Why are Americans going crazy for Lilly Pulitzer at Target?

Shopping for Lilly Pulitzer at Target? Not nearly this relaxing.

Shopping for Lilly Pulitzer at Target? Definitely not this relaxing. (photo: Lilly Pulitzer for Target)

 

Do you remember the Cabbage Patch riots of 1983? For some still unfathomable reason, Cabbage Patch Kids were the must-have doll of the moment, but demand exceeded supply; customers lined up by the hundreds and surged into stores, causing chaos and injury. It was munchkin mayhem.

Yesterday, April 19 2015, Target launched a collection by designer Lilly Pulitzer. Not designed by Pulitzer herself of course, as she is no longer with us, but created by her eponymous company. Target has done very well with its many designer collaborations, and it seems reasonable that this one would be no different. This strategy, of having a high-end designer create a collection for a lower-end store, with a very limited release (selling out very quickly), is a recipe for retail frenzy. Cue the stampede!

Lilly Pulitzer is the line that Red Thread is most often compared to, as it is also known for its vibrant floral prints in juicy colours. I appreciate this comparison because the celebration of colour and pattern is central to everything Red Thread. But Lilly Pulitzer is a prestige lifestyle brand, perhaps best described as “resort chic,” associated with affluence and leisure. And the more affluent the brand, the more effort customers will expend to snap up the lower-priced version, or so it seems to me.
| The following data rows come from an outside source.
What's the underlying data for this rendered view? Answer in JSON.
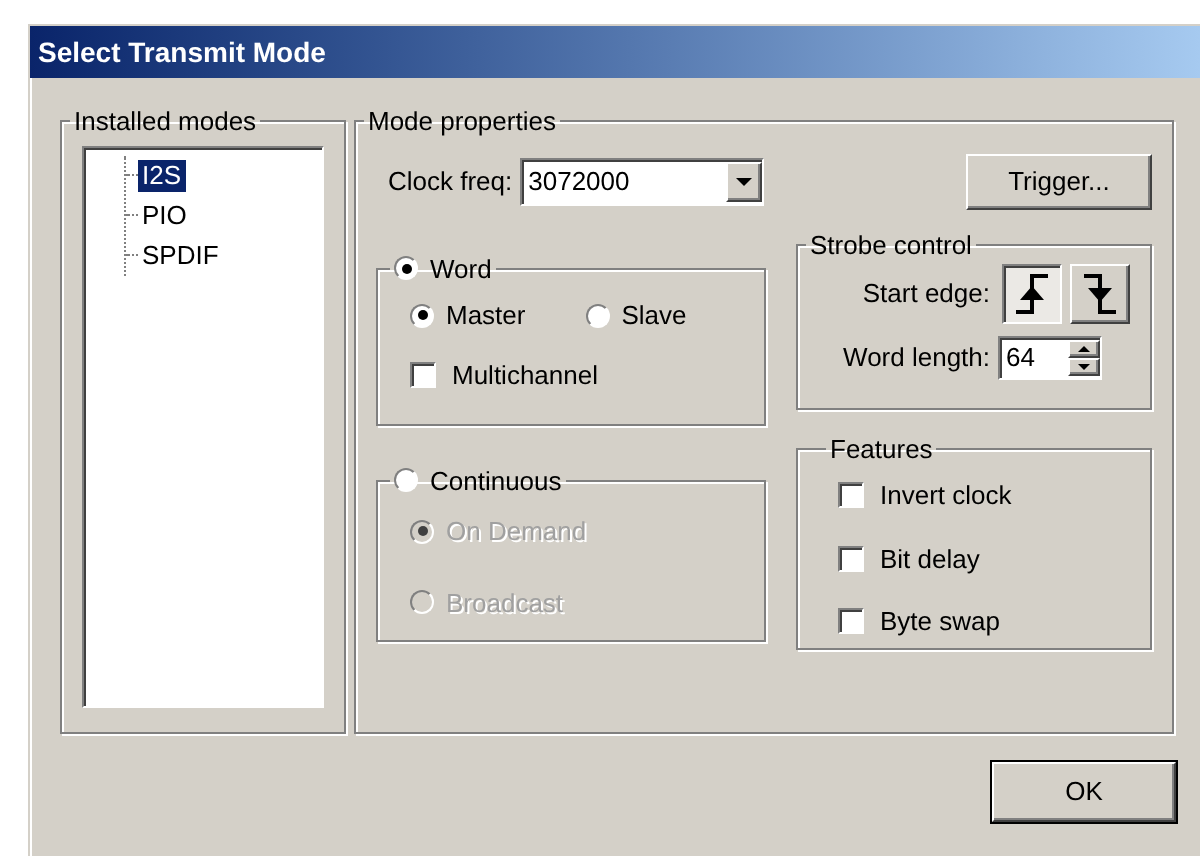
{
  "window": {
    "title": "Select Transmit Mode"
  },
  "installed_modes": {
    "label": "Installed modes",
    "items": [
      {
        "label": "I2S",
        "selected": true
      },
      {
        "label": "PIO",
        "selected": false
      },
      {
        "label": "SPDIF",
        "selected": false
      }
    ]
  },
  "mode_properties": {
    "label": "Mode properties",
    "clock_freq": {
      "label": "Clock freq:",
      "value": "3072000"
    },
    "trigger_button": "Trigger...",
    "word": {
      "label": "Word",
      "selected": true,
      "options": [
        {
          "label": "Master",
          "selected": true
        },
        {
          "label": "Slave",
          "selected": false
        }
      ],
      "multichannel": {
        "label": "Multichannel",
        "checked": false
      }
    },
    "continuous": {
      "label": "Continuous",
      "selected": false,
      "options": [
        {
          "label": "On Demand",
          "selected": true,
          "disabled": true
        },
        {
          "label": "Broadcast",
          "selected": false,
          "disabled": true
        }
      ]
    },
    "strobe_control": {
      "label": "Strobe control",
      "start_edge": {
        "label": "Start edge:",
        "options": [
          {
            "kind": "rising",
            "selected": true
          },
          {
            "kind": "falling",
            "selected": false
          }
        ]
      },
      "word_length": {
        "label": "Word length:",
        "value": "64"
      }
    },
    "features": {
      "label": "Features",
      "items": [
        {
          "label": "Invert clock",
          "checked": false
        },
        {
          "label": "Bit delay",
          "checked": false
        },
        {
          "label": "Byte swap",
          "checked": false
        }
      ]
    }
  },
  "buttons": [
    "OK"
  ]
}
I get it. The appeal of a famous, expensive brand is strong, and the opportunity to own some at a budget price is alluring, maybe even alluring enough to stand outside all night and then elbow a stranger (or worse) without remorse. Many people were upset that the first shoppers yesterday emptied entire racks, presumably to make a profit reselling the items on eBay. But when we covet things with such intensity, can we really blame those who seek to profit? The very nature of these promotions, the combination of over-the-top marketing material with hyped release dates and limited availability of merchandise, creates the perfect conditions for poor behaviour.

Here’s what I don’t get. When we look at the marketing material for the Lilly Pulitzer promotion, such as this fun promo video featuring celebrities enjoying a lavish party, we are presented with the ultimate in luxury (check out the dapper chimp serving drinks!) but we all know that the rich and famous do not wear Target clothing. We know that Target does not only sell products made in ethical production facilities using quality materials, and we know that the garments we purchase there are not designed to stand the test of time, regardless of whose name is on the label. For those of us who care about these things, is the lure of a high-end designer available in a limited-edition cheap version enough to inspire a novelty shopping frenzy?

News outlets are reporting that the Lilly Pulitzer release sold out within hours, and social media is buzzing today with Target complaints and apologies. Is all fair in love and shopping? I’d love to know what you think of this kind of designer promotion. Is it worth the hype?